Given that a tendency to develop peri-implant diseases and complications is observed in diabetic patients [
37,
38], the benefits of the use of the platform-switching concept in this patient profile could be extrapolated to, or at least be useful in, the implant success over time in type 2 diabetic individuals. However, it is necessary to highlight that one limitation of the study could be the specificity of this trial population (Brazilian ethnicity), and other populations could respond in a different pattern.

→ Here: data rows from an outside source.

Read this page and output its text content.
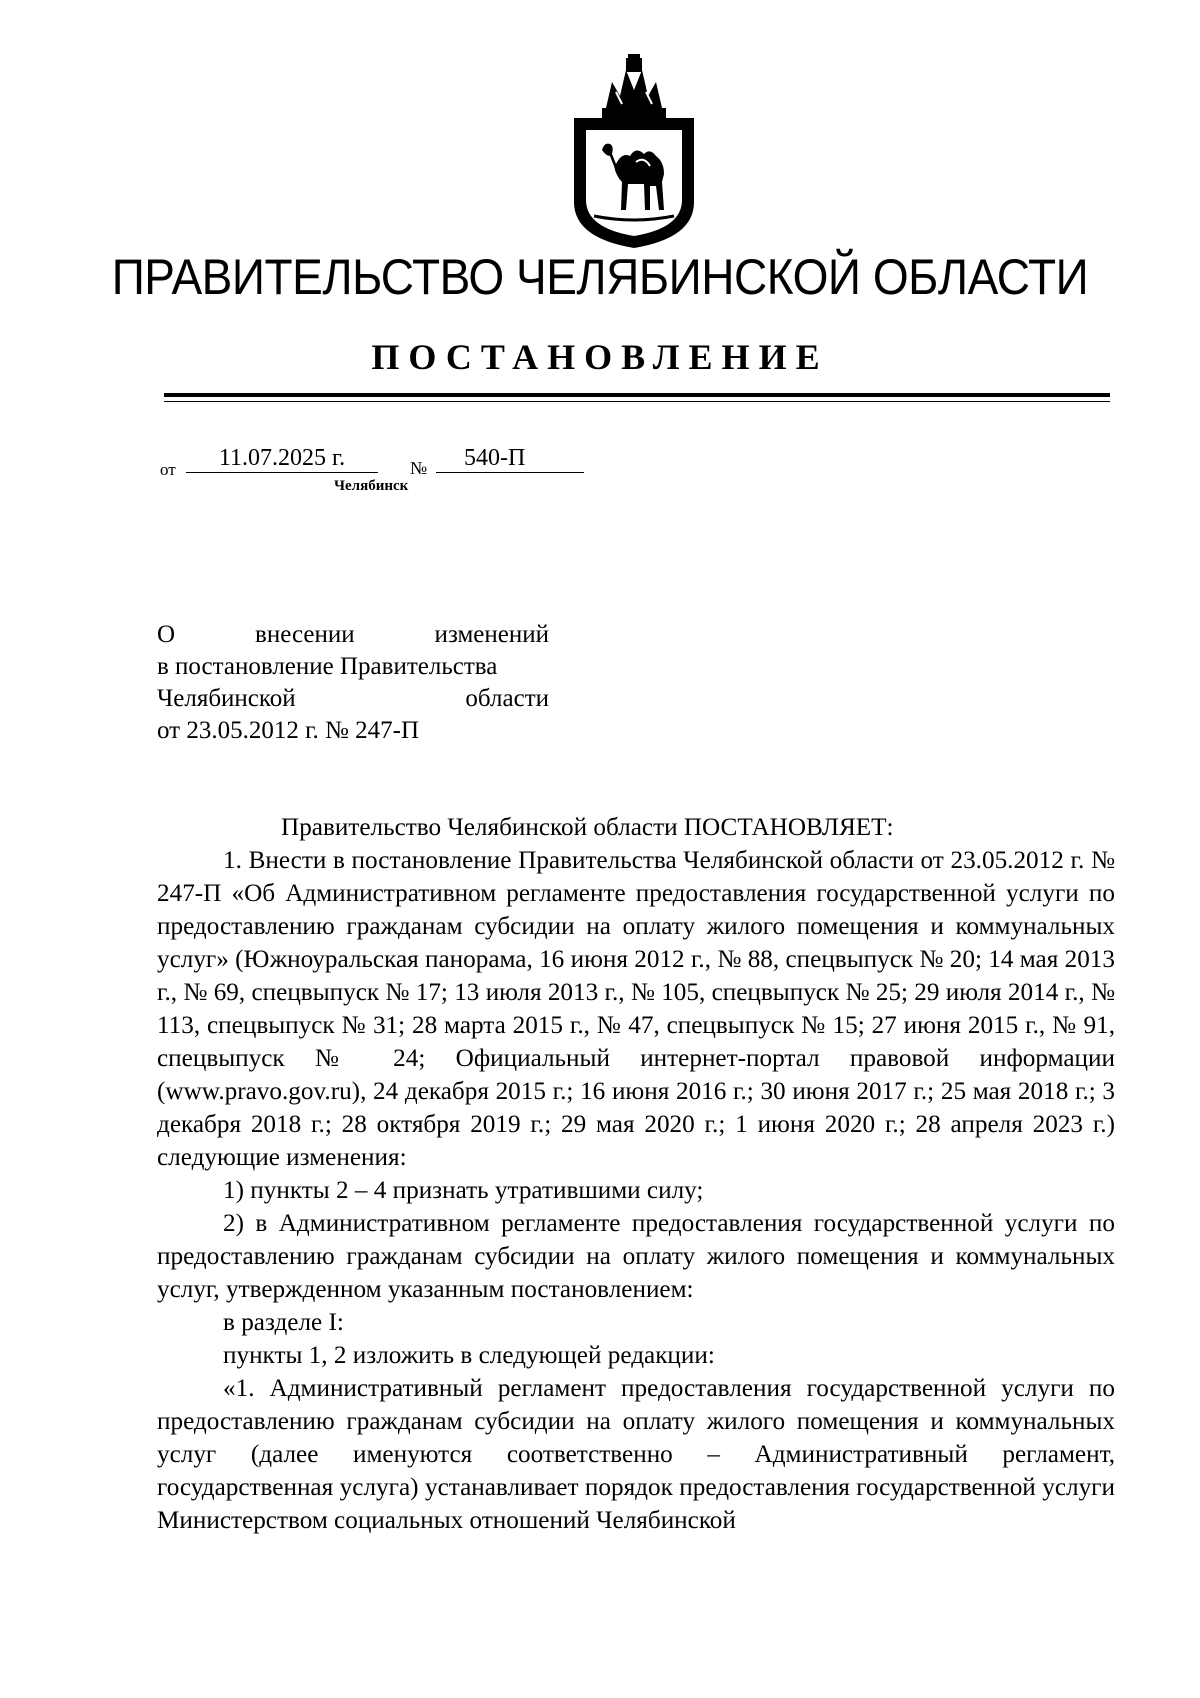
ПРАВИТЕЛЬСТВО ЧЕЛЯБИНСКОЙ ОБЛАСТИ
ПОСТАНОВЛЕНИЕ
от	11.07.2025 г.	№	540-П
Челябинск
О внесении изменений
в постановление Правительства
Челябинской области
от 23.05.2012 г. № 247-П

Правительство Челябинской области ПОСТАНОВЛЯЕТ:

1. Внести в постановление Правительства Челябинской области от 23.05.2012 г. № 247-П «Об Административном регламенте предоставления государственной услуги по предоставлению гражданам субсидии на оплату жилого помещения и коммунальных услуг» (Южноуральская панорама, 16 июня 2012 г., № 88, спецвыпуск № 20; 14 мая 2013 г., № 69, спецвыпуск № 17; 13 июля 2013 г., № 105, спецвыпуск № 25; 29 июля 2014 г., № 113, спецвыпуск № 31; 28 марта 2015 г., № 47, спецвыпуск № 15; 27 июня 2015 г., № 91, спецвыпуск № 24; Официальный интернет-портал правовой информации (www.pravo.gov.ru), 24 декабря 2015 г.; 16 июня 2016 г.; 30 июня 2017 г.; 25 мая 2018 г.; 3 декабря 2018 г.; 28 октября 2019 г.; 29 мая 2020 г.; 1 июня 2020 г.; 28 апреля 2023 г.) следующие изменения:

1) пункты 2 – 4 признать утратившими силу;

2) в Административном регламенте предоставления государственной услуги по предоставлению гражданам субсидии на оплату жилого помещения и коммунальных услуг, утвержденном указанным постановлением:

в разделе I:

пункты 1, 2 изложить в следующей редакции:

«1. Административный регламент предоставления государственной услуги по предоставлению гражданам субсидии на оплату жилого помещения и коммунальных услуг (далее именуются соответственно – Административный регламент, государственная услуга) устанавливает порядок предоставления государственной услуги Министерством социальных отношений Челябинской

While the clinical analyses in this investigation demonstrated augmented PPD and CAL in the control group compared to the test group at baseline and 12 months, peri-implant probing depth means were inferior to 3 mm, and parameters regarding plaque and bleeding on probing indexes also remained low throughout the time of follow-up, clinically representing healthy conditions. It is noteworthy that this study employed a rigorous schedule for supportive therapies, and evidence supports the relevance of supportive therapy for the prevention of pathological disturbance [
39], reducing peri-implantitis risk in 26% at the patient level [
40]. Thus, it can be assumed that the favorable clinical outcomes (compatible with healthy conditions) achieved in both the control and test implant placement strategies were related to the strict implementation of supportive therapy in the current study. However, patients do not always adhere to the proper maintenance therapy in clinical practice, and distinct results from those observed in the present trial might be observed if peri-implant maintenance was not performed with adequate care, especially in diabetic individuals, who are considered at risk for peri-implant biological complications. Given the better clinical outcomes achieved in the test implant approach in this trial, we hypothesize that long-term biological complications might be prevented using the test implants, principally in diabetic conditions.